Most evidence argues that contemporary classifications (eg, DSM-IV/5 and ICD-10/11) and their diluted versions for primary care will be of little use in global mental health. Poor agreement between the diagnostic approaches adopted by psychiatry and those that are useful in primary care will also result in a failure of policy and health system strategies to improve mental health care. The DSM is a context-bound classification unique to the health system characteristic of psychiatric care in the USA. Conversely, the ICD for mental disorders is bound to the specialist culture of international psychiatry. In view of the enormous barriers to their application in most mental health consultations worldwide, primary care workers, although cautious about expressing resistance, openly use a different dialogue among themselves, which then dictates their practice.

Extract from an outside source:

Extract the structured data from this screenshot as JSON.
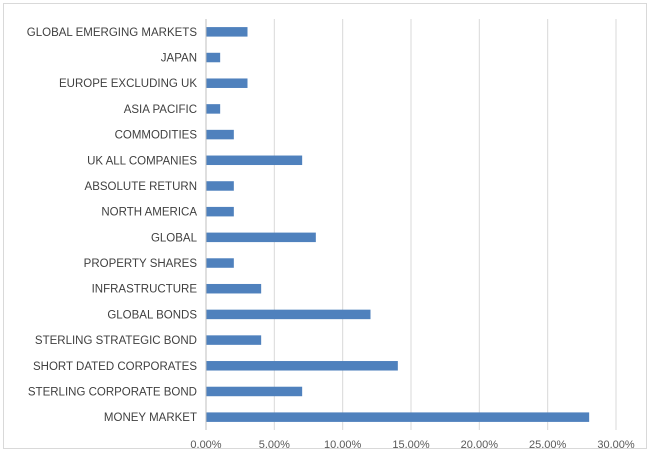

However, any resistance or challenge to specialist perspectives on mental disorders in primary care usually generates incredulity among psychiatrists and a reinforcement of their belief that re-training of primary care workers is the solution. We disagree. Our experience shows the problem is not just about the skills of primary care workers but also the approach adopted in contemporary classifications.

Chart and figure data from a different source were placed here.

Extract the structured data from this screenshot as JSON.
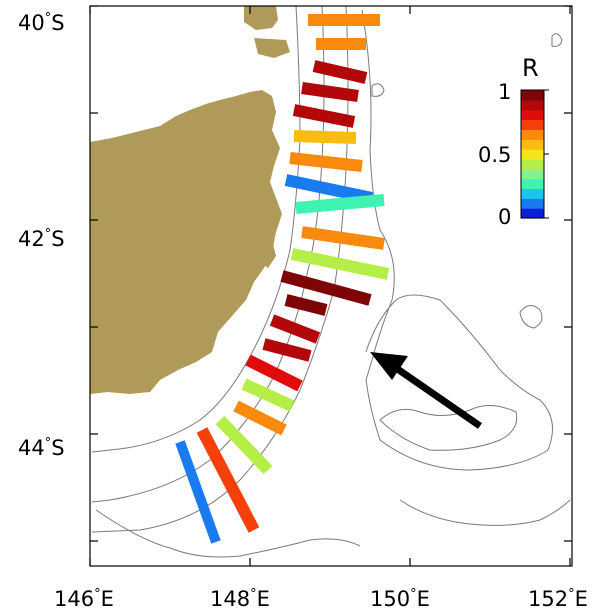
{
  "map": {
    "lat_labels": [
      "40",
      "42",
      "44"
    ],
    "lat_suffix": "S",
    "lon_labels": [
      "146",
      "148",
      "150",
      "152"
    ],
    "lon_suffix": "E",
    "degree_symbol": "°",
    "land_color": "#b09a5a"
  },
  "colorbar": {
    "title": "R",
    "tick_labels": [
      "1",
      "0.5",
      "0"
    ],
    "colors": [
      "#0a1fd8",
      "#1a7bf0",
      "#18c6ee",
      "#3ef2b0",
      "#86f08a",
      "#b6ee48",
      "#f5e61a",
      "#fbbc12",
      "#f98a0d",
      "#f5400c",
      "#e00c0c",
      "#b2080a",
      "#7e0506"
    ]
  },
  "segments": [
    {
      "R": 0.65
    },
    {
      "R": 0.7
    },
    {
      "R": 0.88
    },
    {
      "R": 0.9
    },
    {
      "R": 0.9
    },
    {
      "R": 0.57
    },
    {
      "R": 0.68
    },
    {
      "R": 0.12
    },
    {
      "R": 0.22
    },
    {
      "R": 0.65
    },
    {
      "R": 0.45
    },
    {
      "R": 1.0
    },
    {
      "R": 0.97
    },
    {
      "R": 0.93
    },
    {
      "R": 0.95
    },
    {
      "R": 0.86
    },
    {
      "R": 0.42
    },
    {
      "R": 0.65
    },
    {
      "R": 0.4
    },
    {
      "R": 0.72
    },
    {
      "R": 0.1
    }
  ]
}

Global mental health needs a pragmatic classification that addresses the prevalent disorders in primary care and community settings, acknowledges both the dimensional and categorical nature of common mental health symptoms, addresses contextual issues, and that can easily be incorporated into routine health-care platforms across diverse settings. This aim does not just mean reduction in the number of labels or in their complexity, but the creation of categories relevant to and frequently seen in primary care. The fact that labels will vary across languages and cultures should be explicitly acknowledged, and diagnostic practices must be adapted to suit these variations. Put bluntly, if very few patients report feeling depressed, then the value of imposing the label “depression” is questionable; unsurprisingly, most global mental health interventions targeting depression in low-income and middle-income countries avoid the use of the label altogether.18

Many narratives of mental distress and disorder across settings exist that argue against one authentic version of these complex accounts. Their diversity and contradictions are a testimony to the pluralism of mental health-care traditions. Consequently, primary care needs to consider its own reality and devise a classification for mental distress and disorder that is usable in routine clinical practice, rather than work with a handed-down, diluted version of specialist approaches. Mental disorders in primary care need to be understood and theorised independently of specialist perspectives.19 The process of the identification of common presentations and development of a classification system and management protocols in primary care needs to be led and owned by primary care workers, and this process needs to engage with communities, donors, or policy makers who are major stakeholders for global mental health.

Declaration of interests

The views expressed in this Viewpoint are those of the authors. KSJ is a member of WHO’s Primary Care Consultation Group involved in the revision of the International Classification of Diseases of Mental Disorders tenth revision for primary care. VP is supported by a Wellcome Trust Senior Research Fellowship in Clinical Science, and by grants from the National Institute of Mental Health, the Department of International Development, Grand Challenges Canada, Autism Speaks, and the Sir Jamsetji Tata Trust. He was cochair of the DSM-5 working group on somatoform disorders. The authors declare that they have no other competing interests.